Este assunto tem andado a ser discutido na OMC desde Outubro, quando a Índia e a África do Sul apresentaram uma proposta para a isenção dos direitos de patente sobre as vacinas contra a covid-19 dada a situação de emergência pandémica. Estes dois países do Sul global pretendiam usar as suas fábricas para produzir localmente vacinas, multiplicando a capacidade mundial e contribuindo para corrigir as assimetrias que fazem com que a esmagadora maioria das vacinas tenha sido canalizada para os países ricos. A Índia e a África do Sul são também países com capacidade de capacidade de produção de medicamentos – sobretudo genéricos. A Índia é o maior fabricante mundial de vacinas.

A sua proposta, feita ao abrigo da excepção ao Acordo sobre Aspectos dos Direitos de Propriedade Intelectual Relacionados ao Comércio, conseguiu o apoio de 164 países até agora – mas as decisões da OMC são tomadas por consenso, e alguns países têm resistido sempre a esta ideia. São sobretudo países com forte indústria farmacêutica: os Estados Unidos, até agora, a União Europeia, a Suíça, o Reino Unido, diz a Reuters. 

Mas a Administração Biden tem sido fortemente pressionada a mudar de posição. Tem havido uma campanha de 375 organizações não-governamentais, como os Médicos Sem Fronteiras, a favor da isenção, e a Organização Mundial da Saúde tem feito múltiplos apelos nesse sentido. Mas esta semana foi publicada em vários jornais do mundo uma carta de ex-governantes e outras figuras destacadas, entre as quais o ex-primeiro-ministro britânico Gordon Brown, o ex-Presidente russo Mikhail Gorbatchov, ou os prémios Nobel arcebispo Desmond Tutu (Paz), Joseph Stiglitz (Economia), Orhan Pamuk (Literatura), entre muitos outros, apelando directamente ao Presidente norte-americano a que alterasse a posição do seu país.

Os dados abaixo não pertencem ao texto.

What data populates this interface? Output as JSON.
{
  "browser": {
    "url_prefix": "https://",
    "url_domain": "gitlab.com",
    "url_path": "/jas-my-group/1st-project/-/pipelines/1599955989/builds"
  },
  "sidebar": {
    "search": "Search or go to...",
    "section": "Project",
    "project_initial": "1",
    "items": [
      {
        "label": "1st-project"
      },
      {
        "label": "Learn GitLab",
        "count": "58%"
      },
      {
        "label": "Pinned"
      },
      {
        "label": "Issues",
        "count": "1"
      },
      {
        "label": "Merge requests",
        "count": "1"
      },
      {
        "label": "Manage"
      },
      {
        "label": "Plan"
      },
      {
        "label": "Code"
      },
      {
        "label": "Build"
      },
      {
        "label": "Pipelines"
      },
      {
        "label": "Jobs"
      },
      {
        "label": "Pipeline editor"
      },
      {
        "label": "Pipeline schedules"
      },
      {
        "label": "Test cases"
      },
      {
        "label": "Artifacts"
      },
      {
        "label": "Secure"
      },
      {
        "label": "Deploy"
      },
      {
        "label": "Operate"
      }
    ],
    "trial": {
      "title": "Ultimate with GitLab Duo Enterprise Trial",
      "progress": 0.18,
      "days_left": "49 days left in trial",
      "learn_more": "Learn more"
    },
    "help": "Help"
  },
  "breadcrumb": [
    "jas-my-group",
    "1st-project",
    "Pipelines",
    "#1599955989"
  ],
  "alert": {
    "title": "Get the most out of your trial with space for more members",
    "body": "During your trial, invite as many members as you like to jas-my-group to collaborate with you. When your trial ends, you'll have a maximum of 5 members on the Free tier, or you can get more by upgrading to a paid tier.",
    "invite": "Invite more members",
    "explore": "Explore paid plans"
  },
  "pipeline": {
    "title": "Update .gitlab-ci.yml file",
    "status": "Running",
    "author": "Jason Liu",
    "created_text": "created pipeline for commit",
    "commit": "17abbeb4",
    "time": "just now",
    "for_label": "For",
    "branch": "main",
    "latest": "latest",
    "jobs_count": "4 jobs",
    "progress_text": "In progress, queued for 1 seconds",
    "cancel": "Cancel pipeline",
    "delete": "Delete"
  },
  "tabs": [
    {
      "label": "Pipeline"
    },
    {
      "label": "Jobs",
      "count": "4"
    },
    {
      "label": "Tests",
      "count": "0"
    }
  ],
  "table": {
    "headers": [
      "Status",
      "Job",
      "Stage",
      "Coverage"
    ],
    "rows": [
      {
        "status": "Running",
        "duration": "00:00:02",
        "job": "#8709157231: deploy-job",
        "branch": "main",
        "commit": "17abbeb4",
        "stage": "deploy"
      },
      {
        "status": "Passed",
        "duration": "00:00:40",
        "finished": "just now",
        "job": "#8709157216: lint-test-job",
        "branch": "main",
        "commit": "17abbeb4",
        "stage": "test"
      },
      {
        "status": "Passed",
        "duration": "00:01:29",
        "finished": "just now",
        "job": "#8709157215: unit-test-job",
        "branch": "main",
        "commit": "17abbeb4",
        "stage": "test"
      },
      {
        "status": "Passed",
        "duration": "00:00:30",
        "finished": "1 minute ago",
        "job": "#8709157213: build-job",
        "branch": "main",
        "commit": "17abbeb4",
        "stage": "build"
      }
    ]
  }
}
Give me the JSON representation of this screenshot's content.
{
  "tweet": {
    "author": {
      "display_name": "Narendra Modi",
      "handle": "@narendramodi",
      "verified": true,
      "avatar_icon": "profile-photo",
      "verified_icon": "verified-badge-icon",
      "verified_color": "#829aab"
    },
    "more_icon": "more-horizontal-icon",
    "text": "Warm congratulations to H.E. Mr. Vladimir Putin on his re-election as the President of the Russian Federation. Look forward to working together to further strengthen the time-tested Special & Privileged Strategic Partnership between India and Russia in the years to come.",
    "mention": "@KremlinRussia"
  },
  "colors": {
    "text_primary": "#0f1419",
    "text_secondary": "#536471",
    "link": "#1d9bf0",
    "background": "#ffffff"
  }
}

A próxima reunião do conselho TRIPS realiza-se na segunda metade de Maio e haverá nova discussão a 8 e 9 de Junho, na qual o tema deve ser aprofundado. Os Estados Unidos participarão nestas discussões, anunciou Katherine Tai.

A entrada de uma nova directora geral na OMC, Ngozi Okonjo-Iweala, terá sido decisiva para fazer avançar a organização. A nigeriana tinha incentivado os membros da OMC a negociar sobre a isenção, propondo o que chamou de “terceira via” – a transferência de tecnologia, voluntária, das grandes farmacêuticas, detentoras das patentes, para empresas com capacidade de produção noutros países.

As grandes farmacêuticas têm, no entanto, resistido a estes apelos ao levantamento das patentes ou a fazer mais transferências tecnológicas, dizendo que capacitar uma fábrica para produzir vacinas é um processo moroso e delicado e que esta não será a solução para acabar com os estrangulamentos na produção mundial de vacinas contra a covid-19.

“Estou firmemente convencida que quando nos sentarmos com um texto para discutir à nossa frente conseguiremos encontrar uma forma pragmática de avançar”, disse Ngozi Okonjo-Iweala na reunião do conselho-geral da OMC, citada pela Reuters.